A small pool generally measures about 10×20 feet and isn’t too deep, about 5 ½ feet. They are used mostly just for cooling off on hot days, but many can be fitted with swim jets for exercise. Using the above rule of thumb, the base cost for a small pool is around $10,000.00.
An average size swimming pool is around 14×28 feet with a typical depth of around 6 ½ feet, but if you intend to do any head-first diving, the Red Cross recommends a depth of at least 9 feet. Pools of this size start around the $20,000.00 range.
Pools are considered large at around 18×36 feet. Many have deep ends of 9 to 12 feet. Often too large for most suburban homes, large pools can start at about $35,000.00.
The location can affect the cost depending on factors such as what’s beneath the ground (a layer of rock will have to be blasted through), how far the crew has to travel to get to your house, and the cost of living in your area.
If you decide on a fiberglass pool but don’t have easy access to your backyard, a crane might be necessary to lift it over your house.
Your landscaping may dictate where your pool can go. However, if you have a sloping yard, you might consider a semi-inground pool cost. They can be built directly into slopes and a 12×24 foot model costs from $8,000.00 to $10,000.00, less than an inground.
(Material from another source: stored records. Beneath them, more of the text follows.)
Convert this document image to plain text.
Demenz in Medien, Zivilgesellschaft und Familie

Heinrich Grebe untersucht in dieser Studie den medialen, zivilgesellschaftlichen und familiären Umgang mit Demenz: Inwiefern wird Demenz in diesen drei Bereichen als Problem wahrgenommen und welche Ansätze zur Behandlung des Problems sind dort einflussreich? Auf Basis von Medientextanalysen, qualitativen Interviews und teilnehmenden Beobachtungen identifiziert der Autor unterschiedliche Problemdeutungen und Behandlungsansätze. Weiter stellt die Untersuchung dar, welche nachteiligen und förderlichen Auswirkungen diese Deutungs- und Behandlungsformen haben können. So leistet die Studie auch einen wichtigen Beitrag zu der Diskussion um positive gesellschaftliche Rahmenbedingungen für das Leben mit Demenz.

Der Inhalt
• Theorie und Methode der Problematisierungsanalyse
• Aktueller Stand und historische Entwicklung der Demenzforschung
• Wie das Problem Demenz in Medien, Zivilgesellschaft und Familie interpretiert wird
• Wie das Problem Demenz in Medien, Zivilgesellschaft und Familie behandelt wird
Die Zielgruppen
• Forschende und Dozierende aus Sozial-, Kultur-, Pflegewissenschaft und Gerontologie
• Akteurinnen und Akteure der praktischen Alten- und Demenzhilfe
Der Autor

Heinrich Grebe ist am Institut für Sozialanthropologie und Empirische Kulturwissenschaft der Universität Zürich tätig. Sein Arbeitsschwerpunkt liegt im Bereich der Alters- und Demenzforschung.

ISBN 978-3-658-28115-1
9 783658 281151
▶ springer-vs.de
Surrounded by a deck and decorative plants, they are an attractive compromise.
Custom Pools and Features
When it comes to accessorizing your pool, the sky’s the limit. Many features are available to give even the most common pool a customized look and feel.
Shape – The most common pool shapes are rectangular or kidney bean. Custom shapes are limited only by your imagination, but the cost of having one is limited by your budget. In general, figure a base cost of $50.00 per square foot for your design.
Spas – A hot tub is a popular feature for pools. A spa can add $5,000.00 to $8,000.00 to your base price.
Slides – Pools built with kids in mind will often have slides. Slides cost from a few hundred dollars to a couple of thousand depending on design and manufacture as well as features, such as water jets.
Rocks – The natural look of stone around your pool makes for a relaxing escape. Available in natural stone and artificial stone, the cost depends heavily on the type of stone and the configuration you want.
Lighting – Lighting can set the mood and provide some safety for your pool if you use it after dark. Traditional incandescent light and energy-efficient LED lights are available for a wide variety of prices depending on features such as light color, floating or fixed, and output. They average $75.00 to $100.00 each for a 50-watt light, but higher wattage lights are available.
Waterfalls – Waterfalls are attractive features on any pool, but the cost can be hard to calculate until you talk to an installer. At the least, you can expect to add around $1,000.00 to your cost for a simple waterfall.
Diving Boards – If your pool is large enough and deep enough, a diving board will cost from $300.00 to $600.00 for a fiberglass model to around $1,000.00 for a high end aluminum one. The cost of installation depends on local codes and requirements, so discuss this with an installer before you buy a board.
Decks – The deck around your pool might be figured in as part of your quote. It will probably be a basic concrete deck with only a basic design. The more elaborate your design, and the materials used, will add to your pool cost to widely varying degrees.
Plants – Like decking, the cost of plants around your pool will be determined by your own tastes and choices. Keep in mind that leafy plants will drop their leaves, which could blow into your pool. If you have landscaping that needs to be changed, such as trees, boulders, or sloping, that will certainly add to the cost by varying amounts.